La pépinière sur le bassin de Doué-la-Fontaine

Un peu d'histoire...

Carte postale ancienne issue du livre « Mémoires en images – Doué-la-Fontaine » de Jean Guibaud
Carte postale ancienne issue du livre « Mémoires en images – Doué-la-Fontaine » de Jean Guibaud

La filière de production de rosier et de pépinière est ancrée dans le bassin de Doué-la-Fontaine depuis plusieurs siècles. D’abord affaire de passionnés de botanique, la production s’est peu à peu développée, pour atteindre aujourd’hui la moitié du volume national de rosiers en racines nues et une grande diversité de plantes de pépinière. Au cours de ces années, les producteurs se sont organisés, ont amélioré leurs techniques de production, élargi leurs gammes, faisant du bassin de Doué la Fontaine le premier bassin de production de rosiers en France.

À l’origine de la tradition de pépinière à Doué-la-Fontaine, une personne : Joseph François Foullon, originaire de Saumur, et surintendant des Finances de Louis XVI. Il s’installe à Doué à partir de 1765, et entreprend la création sur ses terres d’une pépinière royale, avec l’appui de son jardinier Edme-Crespin Chatenay, petit-fils de Louis-Germain Chatenay, jardinier de Louis XIV. La pépinière propose des ormes, frênes, chênes, peupliers…

Edme-Crespin Chatenay crée ensuite sa propre entreprise, débute la production d’arbres fruitiers et d’ornement, de rosiers, pépinière qui sera développée par ses descendants.

Tout au long des XIXe et XXe, les pépinières se développent ensuite dans la région de Doué-la-Fontaine, en parallèle des progrès techniques (chemin de fer puis transport routier, mécanisation de la culture et de l’arrachage…).
La culture du rosier, encore marginale au début du XIXe siècle, prend de l’ampleur avec le développement de la création variétale, et surtout avec la technique de l’écussonnage (greffage), qui remplace la bouture, avec le porte-greffe Rosa multiflora.
Petit à petit, le nombre d’entreprises de pépinières augmente dans le bassin.
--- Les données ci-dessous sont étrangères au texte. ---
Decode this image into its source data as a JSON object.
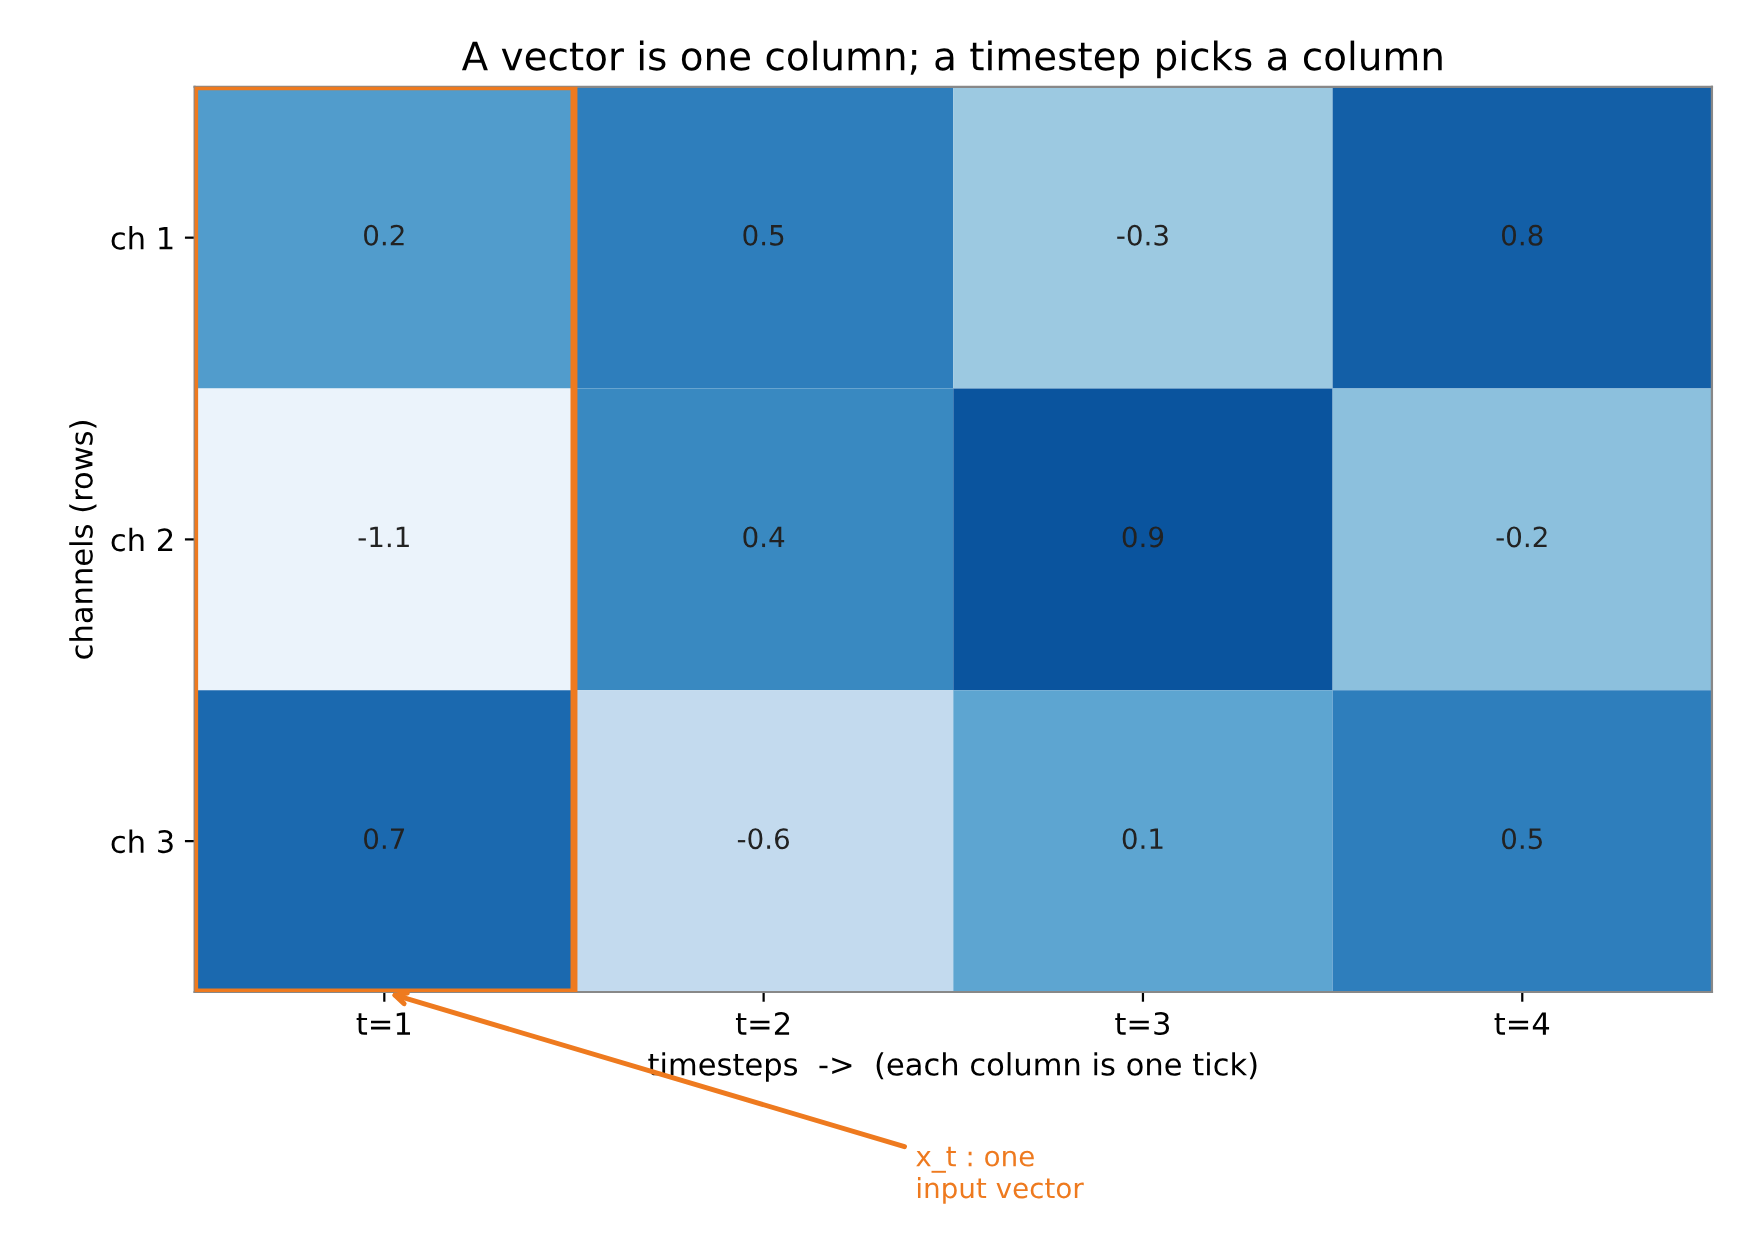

La production au début du XXe siècle avoisine les 1.5 millions de plants en production, sur environ 150 ha.

En 1959, la production de rosiers atteint près de 2 millions de plants. C’est aussi l’année des premières « Journées de la Rose », initiées par Jean Bégault, qui chaque année depuis lors en juillet proposent une exceptionnelle exposition et mise en scène de roses dans le cadre majestueux des Arènes de Doué-la-Fontaine.
Dix ans après, trois millions et demi de rosiers sont en culture à Doué-la-Fontaine.

À la fin du XXe siècle, et aujourd’hui encore, Doué-la-Fontaine s’impose comme la capitale du rosier, avec près de la moitié de la production française de rosiers.
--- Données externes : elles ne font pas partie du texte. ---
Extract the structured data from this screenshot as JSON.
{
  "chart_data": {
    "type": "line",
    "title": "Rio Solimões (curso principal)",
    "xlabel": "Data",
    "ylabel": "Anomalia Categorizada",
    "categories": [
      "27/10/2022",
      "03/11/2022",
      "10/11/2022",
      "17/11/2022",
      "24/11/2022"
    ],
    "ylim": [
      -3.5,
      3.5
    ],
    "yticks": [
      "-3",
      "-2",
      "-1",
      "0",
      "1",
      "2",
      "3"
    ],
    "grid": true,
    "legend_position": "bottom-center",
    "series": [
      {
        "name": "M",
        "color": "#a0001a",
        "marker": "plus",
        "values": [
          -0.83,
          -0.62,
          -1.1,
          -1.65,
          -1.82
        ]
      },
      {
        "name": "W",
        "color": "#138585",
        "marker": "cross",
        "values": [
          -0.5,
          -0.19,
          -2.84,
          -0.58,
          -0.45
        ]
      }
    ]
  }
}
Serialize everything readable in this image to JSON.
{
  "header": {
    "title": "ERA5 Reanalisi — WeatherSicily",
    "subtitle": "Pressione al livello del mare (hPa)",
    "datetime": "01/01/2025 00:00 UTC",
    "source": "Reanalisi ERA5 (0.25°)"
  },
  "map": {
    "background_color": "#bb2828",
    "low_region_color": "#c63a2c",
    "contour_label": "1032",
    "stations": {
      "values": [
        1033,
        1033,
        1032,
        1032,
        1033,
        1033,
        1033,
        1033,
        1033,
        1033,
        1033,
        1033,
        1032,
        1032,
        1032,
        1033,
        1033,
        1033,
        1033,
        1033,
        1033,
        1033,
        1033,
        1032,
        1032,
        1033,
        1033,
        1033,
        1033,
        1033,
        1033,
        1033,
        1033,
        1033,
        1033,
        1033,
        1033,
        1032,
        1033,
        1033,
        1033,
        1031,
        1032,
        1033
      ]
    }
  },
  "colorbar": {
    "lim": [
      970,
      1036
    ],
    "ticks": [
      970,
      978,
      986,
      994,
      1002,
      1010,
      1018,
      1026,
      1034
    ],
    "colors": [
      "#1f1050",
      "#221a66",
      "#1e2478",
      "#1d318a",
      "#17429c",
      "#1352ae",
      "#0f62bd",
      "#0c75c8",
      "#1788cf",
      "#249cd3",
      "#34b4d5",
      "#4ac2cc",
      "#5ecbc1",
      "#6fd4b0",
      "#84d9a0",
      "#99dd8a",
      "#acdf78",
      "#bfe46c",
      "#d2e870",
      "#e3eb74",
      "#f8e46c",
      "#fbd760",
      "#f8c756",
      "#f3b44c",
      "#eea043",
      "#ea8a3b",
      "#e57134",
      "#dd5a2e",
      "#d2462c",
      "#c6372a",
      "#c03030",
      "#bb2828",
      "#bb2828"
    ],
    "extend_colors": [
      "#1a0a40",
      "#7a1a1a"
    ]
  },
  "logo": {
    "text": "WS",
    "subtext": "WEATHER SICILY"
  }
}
Sources : « L’horticulture angevine des origines à l’an 2000 » chapitre sur « les Pépinières de Doué-la-Fontaine » par Michel Ogereau

Le bassin de Doué La Fontaine aujourd’hui…

Le bassin de Doué-la-Fontaine est aujourd’hui un véritable territoire de pépinière, avec plus de 500 hectares au total en  production.

Près de 300 hectares sont consacrés à la production de rosier, qui concerne environ 50 producteurs.

Les tailles d’exploitations sont très diverses.

La région de Doué-la-Fontaine représente la moitié de la production nationale de rosiers, et une large gamme de produits de pépinière, notamment pépinière fruitière.

Il s'agit d'une filière économique importante pour le territoire, embauchant près de 250 ETP (équivalent temps plein).